Shouldn't the password checker logic in pseudocode be as follows?

{
DISPLAY("You got it!")
}
ELSE
{
DISPLAY("Try again!")
}
• Isn't it suppose to be

IF, AND, OR,

NOT

IF, ELSE
• That’s python
This is Js
(1 vote)
• Aren't the strict and regular inequality examples in the operator table are wrong here?
• If I copy the code that is in khan academy and paste it into visual code, it doesn't work. Could you tell me why please ?
• The code above is represented in a pseudocode format, so it does not translate directly over to JavaScript. You will need to make slight modifications to the code to run it using VSCode (e.g. change println() statements to console.log() statements).

Also, the execution of JavaScript relies on an interpreter in the browser reading and interpreting each line of the code. Therefore, it is a tad difficult to run JavaScript directly in VSCode. You will need a JavaScript runtime environment (i.e. Node.js) that, once installed, will allow you to run JavaScript programs through VSCode by running node <program_name.js> in VSCode's built-in terminal.
(1 vote)
• How do nested if statements work?
• The computer reads each one like it did the last. If the outer condition is true, then the code inside the if statement is run. If the condition for the inner statement is true, then the code inside that if statement is run. If it's false, it runs the remaining code inside the outer if statement. If the outer condition is false, then the inner one will never be reached, as the computer skips over it.
• i dont the inequality button so what to do?
• The inequality operator is two separate characters, an exclamation point (!) and an equals sign (=). Type the two characters individually, one after another to yield !=.

If you do not have access to these characters, you might need to change your keyboard configuration (however since you composed your question with characters from the alphabet for Modern English and a question mark, your current configuration should be okay).

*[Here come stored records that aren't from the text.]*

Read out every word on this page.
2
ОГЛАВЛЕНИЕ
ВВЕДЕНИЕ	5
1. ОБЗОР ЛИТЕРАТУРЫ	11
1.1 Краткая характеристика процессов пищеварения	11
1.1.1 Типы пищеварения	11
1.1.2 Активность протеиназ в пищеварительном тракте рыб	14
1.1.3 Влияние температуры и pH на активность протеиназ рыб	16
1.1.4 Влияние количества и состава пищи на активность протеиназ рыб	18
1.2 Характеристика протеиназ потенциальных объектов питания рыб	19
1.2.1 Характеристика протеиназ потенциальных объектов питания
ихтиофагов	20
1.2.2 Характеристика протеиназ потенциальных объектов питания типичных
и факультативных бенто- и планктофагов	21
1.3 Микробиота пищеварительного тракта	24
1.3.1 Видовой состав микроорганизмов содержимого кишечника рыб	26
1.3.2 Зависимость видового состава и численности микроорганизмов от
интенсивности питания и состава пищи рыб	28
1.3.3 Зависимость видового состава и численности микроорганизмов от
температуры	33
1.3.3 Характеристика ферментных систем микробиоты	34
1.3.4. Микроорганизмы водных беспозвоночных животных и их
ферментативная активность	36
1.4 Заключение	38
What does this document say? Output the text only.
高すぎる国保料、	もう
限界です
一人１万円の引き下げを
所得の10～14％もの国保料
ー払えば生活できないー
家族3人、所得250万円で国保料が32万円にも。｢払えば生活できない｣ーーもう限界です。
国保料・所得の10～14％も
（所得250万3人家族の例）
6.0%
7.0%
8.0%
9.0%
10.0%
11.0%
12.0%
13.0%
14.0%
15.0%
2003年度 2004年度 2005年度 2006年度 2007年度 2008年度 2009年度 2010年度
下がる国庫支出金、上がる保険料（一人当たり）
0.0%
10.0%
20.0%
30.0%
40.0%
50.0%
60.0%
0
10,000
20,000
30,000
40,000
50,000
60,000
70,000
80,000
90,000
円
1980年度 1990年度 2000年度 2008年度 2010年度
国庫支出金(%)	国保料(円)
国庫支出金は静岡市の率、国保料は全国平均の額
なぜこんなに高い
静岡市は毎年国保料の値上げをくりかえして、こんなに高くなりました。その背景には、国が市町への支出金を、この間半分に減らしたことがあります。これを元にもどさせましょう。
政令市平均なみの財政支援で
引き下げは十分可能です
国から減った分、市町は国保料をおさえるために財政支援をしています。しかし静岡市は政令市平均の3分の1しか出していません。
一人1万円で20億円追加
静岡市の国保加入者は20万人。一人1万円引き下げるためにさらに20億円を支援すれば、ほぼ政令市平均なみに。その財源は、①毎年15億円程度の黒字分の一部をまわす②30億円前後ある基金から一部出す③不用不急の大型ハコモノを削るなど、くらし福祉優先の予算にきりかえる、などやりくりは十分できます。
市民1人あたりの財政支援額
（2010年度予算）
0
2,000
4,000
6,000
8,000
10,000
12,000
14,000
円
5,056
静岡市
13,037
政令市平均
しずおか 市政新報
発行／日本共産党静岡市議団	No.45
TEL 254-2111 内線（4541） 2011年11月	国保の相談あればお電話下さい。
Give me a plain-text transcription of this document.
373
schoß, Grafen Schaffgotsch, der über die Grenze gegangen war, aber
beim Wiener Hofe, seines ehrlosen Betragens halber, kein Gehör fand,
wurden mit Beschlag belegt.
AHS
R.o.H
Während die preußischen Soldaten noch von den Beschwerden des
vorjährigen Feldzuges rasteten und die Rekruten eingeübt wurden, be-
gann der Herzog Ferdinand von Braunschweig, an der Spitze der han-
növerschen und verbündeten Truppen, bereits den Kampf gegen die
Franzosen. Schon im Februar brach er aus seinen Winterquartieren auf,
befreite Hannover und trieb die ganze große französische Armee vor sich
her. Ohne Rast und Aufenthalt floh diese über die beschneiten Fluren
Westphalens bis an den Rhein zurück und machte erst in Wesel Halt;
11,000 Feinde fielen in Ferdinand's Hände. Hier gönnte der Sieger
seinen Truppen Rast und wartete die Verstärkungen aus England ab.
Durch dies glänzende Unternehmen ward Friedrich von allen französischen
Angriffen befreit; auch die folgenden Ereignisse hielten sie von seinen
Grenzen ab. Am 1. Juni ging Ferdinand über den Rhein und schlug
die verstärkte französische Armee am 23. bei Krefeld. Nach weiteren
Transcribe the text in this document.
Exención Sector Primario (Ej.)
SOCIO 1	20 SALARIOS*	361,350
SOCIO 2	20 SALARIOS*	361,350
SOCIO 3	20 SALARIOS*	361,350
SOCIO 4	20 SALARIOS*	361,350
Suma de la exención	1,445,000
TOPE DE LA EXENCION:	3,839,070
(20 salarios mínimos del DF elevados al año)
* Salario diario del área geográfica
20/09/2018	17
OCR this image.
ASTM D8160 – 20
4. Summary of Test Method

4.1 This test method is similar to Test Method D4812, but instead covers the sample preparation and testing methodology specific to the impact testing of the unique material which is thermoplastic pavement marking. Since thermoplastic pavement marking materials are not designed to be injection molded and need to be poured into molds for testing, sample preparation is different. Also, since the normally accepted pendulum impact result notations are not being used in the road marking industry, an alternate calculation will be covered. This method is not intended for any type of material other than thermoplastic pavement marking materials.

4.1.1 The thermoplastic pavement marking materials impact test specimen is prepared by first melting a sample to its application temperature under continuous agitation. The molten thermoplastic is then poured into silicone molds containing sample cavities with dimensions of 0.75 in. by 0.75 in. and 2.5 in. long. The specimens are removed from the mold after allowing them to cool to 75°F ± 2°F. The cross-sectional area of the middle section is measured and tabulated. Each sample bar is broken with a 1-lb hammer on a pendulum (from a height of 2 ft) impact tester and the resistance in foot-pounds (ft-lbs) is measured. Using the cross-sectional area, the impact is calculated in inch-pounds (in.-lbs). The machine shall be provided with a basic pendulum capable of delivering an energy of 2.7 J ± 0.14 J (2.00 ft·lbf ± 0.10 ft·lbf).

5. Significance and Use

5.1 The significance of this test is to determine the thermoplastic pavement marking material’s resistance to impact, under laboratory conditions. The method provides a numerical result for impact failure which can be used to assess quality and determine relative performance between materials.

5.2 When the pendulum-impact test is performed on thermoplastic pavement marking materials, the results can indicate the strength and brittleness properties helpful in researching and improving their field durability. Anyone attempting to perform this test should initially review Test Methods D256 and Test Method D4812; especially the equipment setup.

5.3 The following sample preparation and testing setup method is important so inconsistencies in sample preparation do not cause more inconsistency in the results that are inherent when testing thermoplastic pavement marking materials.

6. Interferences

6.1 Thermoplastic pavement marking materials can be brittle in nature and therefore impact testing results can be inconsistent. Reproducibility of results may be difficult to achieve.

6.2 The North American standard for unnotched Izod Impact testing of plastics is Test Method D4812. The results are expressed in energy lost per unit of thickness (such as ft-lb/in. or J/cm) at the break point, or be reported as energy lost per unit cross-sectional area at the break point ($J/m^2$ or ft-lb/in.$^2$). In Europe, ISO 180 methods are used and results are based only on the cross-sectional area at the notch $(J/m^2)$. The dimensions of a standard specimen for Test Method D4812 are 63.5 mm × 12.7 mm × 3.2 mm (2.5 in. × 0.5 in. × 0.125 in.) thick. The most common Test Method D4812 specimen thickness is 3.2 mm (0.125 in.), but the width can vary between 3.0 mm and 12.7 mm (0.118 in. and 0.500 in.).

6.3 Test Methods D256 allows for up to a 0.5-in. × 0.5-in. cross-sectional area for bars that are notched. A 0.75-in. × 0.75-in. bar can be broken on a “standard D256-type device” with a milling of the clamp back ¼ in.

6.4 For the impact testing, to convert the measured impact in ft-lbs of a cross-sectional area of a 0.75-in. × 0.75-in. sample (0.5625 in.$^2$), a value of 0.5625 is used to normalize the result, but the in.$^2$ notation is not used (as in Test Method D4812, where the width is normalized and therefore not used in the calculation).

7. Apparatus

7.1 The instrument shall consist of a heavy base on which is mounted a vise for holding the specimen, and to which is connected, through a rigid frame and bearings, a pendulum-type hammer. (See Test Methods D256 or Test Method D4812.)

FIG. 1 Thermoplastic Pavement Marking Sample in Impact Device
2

If you exhaust all other options, then you can highlight the inequality operator used in the article and copy & paste it as necessary - this approach is inefficient, so see if the approaches above work first.
• (environmental policy)and(environmental AND policy)will retrieve what kind of results?
• Hello, how can you use the output of the first try if statement to then is used to make the second if statement true?

if (clb1 == 68) { // yellow
clb1 = (231);
clb2 = (114);
clb3 = (42);
}
if (cbl1 == 231) { // light blue
clb1 = 70;
clb2 = 60;
clb3 = 121;
}
if (cbl1 == 231){ // yellow
clb1 = 68;
clb2 = 60;
clb3 = 117;
}
}
• You can nest if statements, so if the outer condition is true, then the inner condition will be run.